Alchemy Approach

Alchemy Approach#

The processes of alchemy, such as calcination, are defined in terms of transformations.

The medieval craft of alchemy sought to transmute base metals into noble ones, most famously lead into gold. The alchemists developed a rich pattern language of operators and transformations

For our purposes here, we want to consider the alchemical processes as analogues to computation. Just as how a working alchemist would apply a sequence of transformations to a material to yield a product, such as rubrification, dissolution, and coagulation, so too can we consider a computational process as a sequence of transformations on data to yield a result.

This is not simply a metaphor! While alchemy as a protoscience was misguided in its goals and methods, the idea that particular operations can be composed to yield results is fundamental to computation. We do not need to adopt the particular operations defined by later alchemists, but find our own.

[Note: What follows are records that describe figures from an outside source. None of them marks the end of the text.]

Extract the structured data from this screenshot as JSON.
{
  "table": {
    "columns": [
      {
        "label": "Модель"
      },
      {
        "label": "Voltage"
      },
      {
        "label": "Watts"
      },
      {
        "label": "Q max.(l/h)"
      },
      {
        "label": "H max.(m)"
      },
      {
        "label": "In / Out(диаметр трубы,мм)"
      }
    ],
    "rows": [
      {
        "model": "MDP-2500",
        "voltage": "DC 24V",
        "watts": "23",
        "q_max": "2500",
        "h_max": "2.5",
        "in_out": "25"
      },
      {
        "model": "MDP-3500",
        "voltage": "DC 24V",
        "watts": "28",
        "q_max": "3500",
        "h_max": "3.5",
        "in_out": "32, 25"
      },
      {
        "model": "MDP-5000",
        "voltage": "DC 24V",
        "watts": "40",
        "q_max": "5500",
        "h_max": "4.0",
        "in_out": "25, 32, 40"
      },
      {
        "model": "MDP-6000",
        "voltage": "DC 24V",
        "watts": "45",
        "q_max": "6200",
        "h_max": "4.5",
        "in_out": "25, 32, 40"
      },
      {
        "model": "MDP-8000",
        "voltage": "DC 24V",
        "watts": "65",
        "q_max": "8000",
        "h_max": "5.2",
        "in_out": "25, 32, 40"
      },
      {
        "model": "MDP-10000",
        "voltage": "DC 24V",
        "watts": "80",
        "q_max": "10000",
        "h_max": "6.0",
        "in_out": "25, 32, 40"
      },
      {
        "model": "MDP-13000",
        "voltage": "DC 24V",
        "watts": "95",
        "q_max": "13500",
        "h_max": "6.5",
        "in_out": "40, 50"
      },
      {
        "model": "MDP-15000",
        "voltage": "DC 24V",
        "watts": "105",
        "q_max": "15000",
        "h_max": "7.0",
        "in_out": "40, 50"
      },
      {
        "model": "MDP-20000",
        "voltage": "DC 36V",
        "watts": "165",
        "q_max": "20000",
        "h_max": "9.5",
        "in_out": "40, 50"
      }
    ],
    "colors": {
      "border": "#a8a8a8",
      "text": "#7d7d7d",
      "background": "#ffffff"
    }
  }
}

(Via Leibniz, Wilkins, and others, this tradition did come to distantly influence the development of formal logic and computation theory through Kurt Gödel and friends, but that is a story for another time.)

Ramon Llull produced computational tables in his Ars Magna.

Generally Computable Functions#

Much has been made of “Turing completeness” as the yardstick of a computational system. In general, computer scientists strive to show that a particular system is equivalent in power to a system known to be compatible with Turing machines, such as the lambda calculus or combinatory logic. The Church-Turing thesis posits that any “effectively calculable” function can be computed by a Turing machine, and hence by any Turing-complete system. In other words, to satisfy the threshold of general computability one need meet a certain set of criteria, and then any process can be completed.

So what are the minimum requirements for a system to be Turing complete? It turns out that the requirements are quite minimal (Boolos et al., 2002, “6.2 Minimization”, pp. 70–71). A system need only provide the following operations:

  1. A constant function (including zero).

  2. An increment (or successor) function.

  3. A way to access parameters (or variables).

  4. A way to compose functions (or concatenate programs).

  5. A way to perform recursion (or looping).

Nock provides all of these building blocks in its primitive opcodes 0-5:

  1. Constant (opcode 1)

  2. Increment (opcode 4)

  3. Parameter selection (opcodes 0 and 9 along with opcodes 7 and 8)

  4. Composition (opcodes 7 and 8)

  5. Recursion (opcode 0 with, e.g., opcodes 3, 5, and 6)

As you can infer from the compound opcodes, operators can be composed to yield more complex operators.

In this way, we can read a Nock program as a sequence of alchemy-style transformations on data, heightened by Nock’s homoiconicity and self-referentiality.

References#

  • George S. Boolos, John P. Burgess, and Richard C. Jeffrey. 2002. Computability and Logic. 4th ed. Cambridge: Cambridge University Press.